A Shifting of the Risks
Until the 1980s, most employers offered workers “defined benefit” plans that provided guaranteed retirement income, with the amount based on a formula that considered salary and years of service. “For the majority, over time, the defined-benefit system has seemed very safe because that money is presumably there every month after you retire,” said Seligman. “But if your company goes bankrupt or you quit your job before you vest, you get nothing.”
Over the past 30 years, defined-benefit plans have increasingly been replaced by “defined contribution” programs, which work quite differently. “In defined-contribution programs, the money you save is yours,” Seligman said. “If the company you work for goes bankrupt, the account is still yours. Any time you leave an employer, the savings are handed to you in one chunk, or at least you have the option to take it in one chunk.”
Moreover, defined-contribution plans—such as 401(K)s, 403(b)s and Individual Retirement Accounts—allow participants some control over how much they save. “Generally, if you put the money into the equity market, you are likely to get healthy returns,” Seligman said. “If you make different investment decisions, things go better or worse.”

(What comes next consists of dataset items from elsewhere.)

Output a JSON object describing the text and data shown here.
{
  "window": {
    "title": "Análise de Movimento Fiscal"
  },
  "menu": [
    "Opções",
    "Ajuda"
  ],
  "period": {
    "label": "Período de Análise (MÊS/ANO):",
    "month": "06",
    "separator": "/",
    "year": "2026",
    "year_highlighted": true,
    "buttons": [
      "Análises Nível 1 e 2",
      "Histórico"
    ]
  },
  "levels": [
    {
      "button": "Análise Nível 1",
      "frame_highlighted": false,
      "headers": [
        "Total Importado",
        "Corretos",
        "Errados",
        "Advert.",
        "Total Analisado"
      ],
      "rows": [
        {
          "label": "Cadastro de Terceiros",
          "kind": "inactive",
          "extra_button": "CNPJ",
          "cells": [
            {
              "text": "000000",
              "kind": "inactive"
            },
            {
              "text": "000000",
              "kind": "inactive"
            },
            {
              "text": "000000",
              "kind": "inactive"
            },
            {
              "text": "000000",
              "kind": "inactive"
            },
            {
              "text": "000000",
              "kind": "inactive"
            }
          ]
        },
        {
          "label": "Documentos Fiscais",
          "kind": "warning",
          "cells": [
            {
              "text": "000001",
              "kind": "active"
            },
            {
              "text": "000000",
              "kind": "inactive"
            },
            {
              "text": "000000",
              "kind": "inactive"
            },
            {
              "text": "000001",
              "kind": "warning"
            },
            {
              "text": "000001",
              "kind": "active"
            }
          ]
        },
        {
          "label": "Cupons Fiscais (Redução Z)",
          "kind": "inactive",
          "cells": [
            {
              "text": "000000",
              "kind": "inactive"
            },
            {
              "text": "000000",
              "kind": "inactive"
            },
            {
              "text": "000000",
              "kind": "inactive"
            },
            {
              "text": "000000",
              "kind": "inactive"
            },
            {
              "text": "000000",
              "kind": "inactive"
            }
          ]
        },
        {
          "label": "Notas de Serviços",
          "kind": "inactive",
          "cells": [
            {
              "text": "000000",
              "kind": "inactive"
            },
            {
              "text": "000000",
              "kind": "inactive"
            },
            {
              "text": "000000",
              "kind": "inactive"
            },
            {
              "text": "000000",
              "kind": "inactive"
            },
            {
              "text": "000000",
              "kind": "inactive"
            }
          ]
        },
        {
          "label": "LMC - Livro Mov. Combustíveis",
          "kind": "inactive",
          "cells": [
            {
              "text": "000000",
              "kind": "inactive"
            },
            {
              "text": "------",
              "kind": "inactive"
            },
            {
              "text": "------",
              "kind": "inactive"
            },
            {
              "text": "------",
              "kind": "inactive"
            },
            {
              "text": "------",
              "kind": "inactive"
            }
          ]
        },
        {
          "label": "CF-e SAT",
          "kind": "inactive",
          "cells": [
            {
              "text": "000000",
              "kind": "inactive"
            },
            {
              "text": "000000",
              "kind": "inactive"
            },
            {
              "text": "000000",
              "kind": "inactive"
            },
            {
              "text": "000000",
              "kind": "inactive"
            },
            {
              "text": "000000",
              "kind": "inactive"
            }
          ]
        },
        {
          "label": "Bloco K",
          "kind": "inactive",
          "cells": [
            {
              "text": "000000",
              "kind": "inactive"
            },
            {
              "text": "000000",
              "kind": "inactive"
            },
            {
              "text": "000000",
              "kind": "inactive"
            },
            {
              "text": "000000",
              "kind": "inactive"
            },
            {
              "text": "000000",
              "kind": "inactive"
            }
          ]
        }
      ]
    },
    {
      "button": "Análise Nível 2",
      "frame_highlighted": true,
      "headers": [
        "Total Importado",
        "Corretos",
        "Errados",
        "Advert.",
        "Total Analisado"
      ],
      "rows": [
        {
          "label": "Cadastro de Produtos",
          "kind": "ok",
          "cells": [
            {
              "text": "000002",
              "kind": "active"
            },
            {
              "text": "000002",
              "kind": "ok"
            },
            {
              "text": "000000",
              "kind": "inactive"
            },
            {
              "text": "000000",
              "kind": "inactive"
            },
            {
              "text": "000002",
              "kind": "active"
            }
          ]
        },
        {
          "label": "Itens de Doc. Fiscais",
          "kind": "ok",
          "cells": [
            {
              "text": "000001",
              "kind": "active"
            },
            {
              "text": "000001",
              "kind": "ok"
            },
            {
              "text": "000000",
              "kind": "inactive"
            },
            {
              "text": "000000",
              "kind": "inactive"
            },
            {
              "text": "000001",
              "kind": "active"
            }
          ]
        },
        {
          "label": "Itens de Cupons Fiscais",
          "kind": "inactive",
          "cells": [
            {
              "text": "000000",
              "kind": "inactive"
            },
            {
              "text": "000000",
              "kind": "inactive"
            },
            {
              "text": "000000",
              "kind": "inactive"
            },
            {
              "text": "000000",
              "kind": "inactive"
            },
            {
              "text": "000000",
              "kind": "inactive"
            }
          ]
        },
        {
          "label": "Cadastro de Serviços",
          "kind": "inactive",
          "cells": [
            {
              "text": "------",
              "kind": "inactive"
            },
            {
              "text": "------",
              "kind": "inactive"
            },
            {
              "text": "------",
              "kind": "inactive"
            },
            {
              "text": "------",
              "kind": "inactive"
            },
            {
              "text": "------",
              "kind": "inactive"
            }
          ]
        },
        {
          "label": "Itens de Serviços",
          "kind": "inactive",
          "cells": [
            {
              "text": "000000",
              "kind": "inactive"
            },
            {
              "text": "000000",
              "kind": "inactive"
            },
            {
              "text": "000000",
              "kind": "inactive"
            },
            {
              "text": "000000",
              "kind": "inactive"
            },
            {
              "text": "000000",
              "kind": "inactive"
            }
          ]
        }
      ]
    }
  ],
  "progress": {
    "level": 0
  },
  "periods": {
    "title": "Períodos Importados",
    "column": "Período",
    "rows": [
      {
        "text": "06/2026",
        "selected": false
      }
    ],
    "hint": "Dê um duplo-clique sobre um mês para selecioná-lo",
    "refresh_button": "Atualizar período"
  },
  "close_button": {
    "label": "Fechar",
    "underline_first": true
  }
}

Because a defined-contribution plan shifts the risk burden from the employer to the individual, this strategy has been considered in recent years for public pension programs. In fact, Seligman and David Richardson, an economist at Georgia State University on leave at the President’s Council of Economic Advisors, published a study that reviewed the risks of changing Social Security from a defined-benefit to a defined-contribution plan. They found that such a transition would indeed shift the retirement security risk from the government to individuals. But as a result of reduced availability of funds, it would also place stress on federal programs such as Medicare and disability insurance.
Managing the Chunk of Money Wisely
Seligman’s latest research effort—the Retirement Transition Project—looks at how retirees manage those “chunks,” or lump-sum distributions, when they choose to receive them from former employers. “Lump-sum distributions have tax consequences as well as consumption consequences,” Seligman said. “There are all sorts of risks that could mean your plan fails to provide for you.”
A major risk is “the miracle of compound interest in reverse,” said Seligman. “As you begin to consume your nest egg, the principal earns less interest, and each year it is easier to consume a greater proportion of the remaining assets. Given current savings behaviors and longevity patterns, that creates a big concern—one the Retirement Transition Project is attempting to address.”
More than 300 Georgians—self-identified as retiring within a year and facing lump-sum distribution decisions—are participating in the study, which is supported in part by a grant from the National Endowment for Financial Education. So far, participants have undergone an in-depth interview to determine the individual’s baseline status.
By comparing the baseline survey with other national surveys from the University of Michigan and Dartmouth College, Seligman said, he hopes to learn a great deal about retirement-decision behaviors and resulting financial and even psychological health. “We are testing whether or not there are ways to improve financial acumen, savings performance and comfort levels for people making these decisions,” he said. During the next two years, Seligman will track how this group makes the financial transition from worker to retiree.
“We’re going to learn about the value of surveying people as well,” he said. “It may turn out that asking them difficult questions is the best way to engage their decision-making faculties. It can be discomforting to learn that you do not have a clear idea of how you will finance retirement, but it is better to realize this before you retire.”
(Kathleen Cason is public relations coordinator in UGA’s Office of the Vice President for Service and Outreach).